Geçmişte atların veya insanların ayak izlerinden takip edilen insanlar var iken, şimdi neredeyse attığımız her adım izlenebilir halde. Bunun için kovboy filmlerinde gördüğümüz iz takip eden usta kızılderililer yerine küçük birkaç satırlık programlarla veya küçük kameralarla bu iş kolaylıkla yapılabiliyor.
Bütün bunlara rağmen durum pek de ümitsiz değil doğal olarak. Zira çevresel koşullar değiştikçe biz de gelişiyoruz. Matrix’te anlatılan sanal ve gerçek dünya arasındaki bağlantı idi, hangisinin sanal, hangisinin gerçek olduğunu bilmiyoruz. Bizlerde nete bağlanarak matrix’in içine girmiş oluyoruz. Her ne kadar sanal kimlikler üretilebilse de matrixte koordinatlarımız belirli hale geliyor.
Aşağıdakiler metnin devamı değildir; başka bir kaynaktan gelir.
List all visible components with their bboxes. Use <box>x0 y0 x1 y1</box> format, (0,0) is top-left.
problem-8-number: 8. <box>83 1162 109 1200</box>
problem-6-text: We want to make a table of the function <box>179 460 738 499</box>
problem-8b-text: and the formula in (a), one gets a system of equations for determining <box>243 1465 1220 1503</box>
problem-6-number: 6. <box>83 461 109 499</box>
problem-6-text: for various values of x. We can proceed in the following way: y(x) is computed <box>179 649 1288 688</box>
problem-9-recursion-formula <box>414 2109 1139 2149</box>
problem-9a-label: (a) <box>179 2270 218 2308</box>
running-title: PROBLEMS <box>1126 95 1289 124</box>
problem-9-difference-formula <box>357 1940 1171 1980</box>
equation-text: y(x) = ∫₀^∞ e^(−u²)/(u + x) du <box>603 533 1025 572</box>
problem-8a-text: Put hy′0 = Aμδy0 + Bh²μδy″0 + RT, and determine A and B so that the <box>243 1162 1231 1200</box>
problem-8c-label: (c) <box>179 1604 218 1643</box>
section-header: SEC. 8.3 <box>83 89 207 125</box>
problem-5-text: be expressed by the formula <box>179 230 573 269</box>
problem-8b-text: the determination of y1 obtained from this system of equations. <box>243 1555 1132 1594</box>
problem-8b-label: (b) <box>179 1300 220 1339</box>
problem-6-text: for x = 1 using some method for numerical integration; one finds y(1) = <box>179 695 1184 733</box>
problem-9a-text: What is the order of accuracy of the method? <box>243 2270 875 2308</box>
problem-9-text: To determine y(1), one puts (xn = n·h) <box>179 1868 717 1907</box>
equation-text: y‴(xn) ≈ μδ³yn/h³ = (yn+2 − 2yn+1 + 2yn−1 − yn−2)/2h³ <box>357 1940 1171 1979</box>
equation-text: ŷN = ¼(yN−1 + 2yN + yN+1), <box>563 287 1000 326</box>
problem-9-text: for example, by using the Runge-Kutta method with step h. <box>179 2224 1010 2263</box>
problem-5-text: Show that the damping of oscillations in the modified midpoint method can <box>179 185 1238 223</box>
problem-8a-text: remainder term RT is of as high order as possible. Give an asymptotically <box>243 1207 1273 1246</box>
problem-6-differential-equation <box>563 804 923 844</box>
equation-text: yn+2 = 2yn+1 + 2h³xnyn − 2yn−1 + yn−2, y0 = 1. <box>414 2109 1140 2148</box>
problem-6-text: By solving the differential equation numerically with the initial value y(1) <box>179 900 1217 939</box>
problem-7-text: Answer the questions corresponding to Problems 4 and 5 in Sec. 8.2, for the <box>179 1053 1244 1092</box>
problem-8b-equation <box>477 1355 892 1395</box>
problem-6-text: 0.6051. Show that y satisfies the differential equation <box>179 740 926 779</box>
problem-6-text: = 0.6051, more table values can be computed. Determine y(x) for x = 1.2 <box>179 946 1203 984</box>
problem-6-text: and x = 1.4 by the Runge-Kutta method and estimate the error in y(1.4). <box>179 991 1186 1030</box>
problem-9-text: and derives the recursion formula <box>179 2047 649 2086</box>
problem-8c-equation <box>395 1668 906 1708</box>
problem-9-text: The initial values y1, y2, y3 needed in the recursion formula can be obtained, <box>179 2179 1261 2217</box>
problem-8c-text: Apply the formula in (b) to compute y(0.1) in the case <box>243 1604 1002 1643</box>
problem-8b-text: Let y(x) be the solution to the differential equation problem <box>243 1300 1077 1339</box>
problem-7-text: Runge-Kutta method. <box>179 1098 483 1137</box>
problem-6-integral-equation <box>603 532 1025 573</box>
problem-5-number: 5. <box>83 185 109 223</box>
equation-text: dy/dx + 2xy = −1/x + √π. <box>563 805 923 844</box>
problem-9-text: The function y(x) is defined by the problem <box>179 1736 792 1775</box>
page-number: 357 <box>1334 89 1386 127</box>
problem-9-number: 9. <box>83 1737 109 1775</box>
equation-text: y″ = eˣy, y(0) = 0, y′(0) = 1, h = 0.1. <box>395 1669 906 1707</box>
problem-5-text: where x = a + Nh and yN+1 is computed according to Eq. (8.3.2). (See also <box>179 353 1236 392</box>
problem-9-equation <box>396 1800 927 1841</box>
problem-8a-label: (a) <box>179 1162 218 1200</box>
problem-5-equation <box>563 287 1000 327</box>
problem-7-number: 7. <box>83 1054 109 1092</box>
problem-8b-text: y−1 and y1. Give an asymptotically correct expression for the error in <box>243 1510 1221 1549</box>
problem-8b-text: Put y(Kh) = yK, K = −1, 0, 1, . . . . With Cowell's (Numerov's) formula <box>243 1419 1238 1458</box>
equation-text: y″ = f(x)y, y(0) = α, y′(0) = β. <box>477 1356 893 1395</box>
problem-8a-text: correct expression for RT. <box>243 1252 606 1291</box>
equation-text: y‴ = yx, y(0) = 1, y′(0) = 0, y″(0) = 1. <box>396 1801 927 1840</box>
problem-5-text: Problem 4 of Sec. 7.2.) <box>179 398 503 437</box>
Aslında çevirdiğimiz her telefon numarası veya bağlantılandığımız IP numarası matrixe giriş kodları. Mouse ile yaptığımız hareketler ve harf tuşları üzerine her dokunuşumuz bağlantının birer parçaları. Matrix’teki koordinatlarımız işletim sistemi ile kolaylıkla belirlenebiliyor ve sonuçlar da database’lere aktarılıyor. Artık kayıtlara girmiş oluyorsunuz. Matrix filminde sistem ve kahin sonunda işbirliği yapmışlardı, Matrix Microsoft ise Kahin de Oracle olsa gerek, diye düşünüyorum.
Tabii bütün bunlar yanında cep telefonlarının kameralı hale gelmesi özel alanlarda kayıt yapılması ve bazen kötü niyetli olarak kullanılabildiğini de gösteriyor. Hülya Avşar’ın kocası tarafından kaydedilen horlaması, Gamze Özçelik’in yaşadıklarını artık daha yaygın olarak görebiliriz. Kayda geçmek artık çok kolay en yakın kişiler tarafından bile. Kendimizi korumamız gerektiği biraz daha netleşiyor. Bu yazı da kayda geçmiş durumda. Siz okuduğunuzda kayıtlar biraz daha artacak. Bu ise kendi isteğimle ürettiğim düşüncelerin sonucu.
Doğa ise sınırsız ve çizgisiz. Dağlar, tepeler ve ovalar var, bir de su ve hava. Kayıtlarımızı ise ancak biz istediğimizde bırakıyoruz doğaya, Mehmet Kuşman’ın okuyabildiği urartuca yazılarının yüzyıllar öncesinden bırakıldığı gibi. Yapılması gereken ise istediğimiz zaman sisteme dahil olmak ve istediğimiz zaman doğaya dönebilmek, duyularımızı duygularımızı, kaynaklarımızı zengin olarak kullanabilmek için.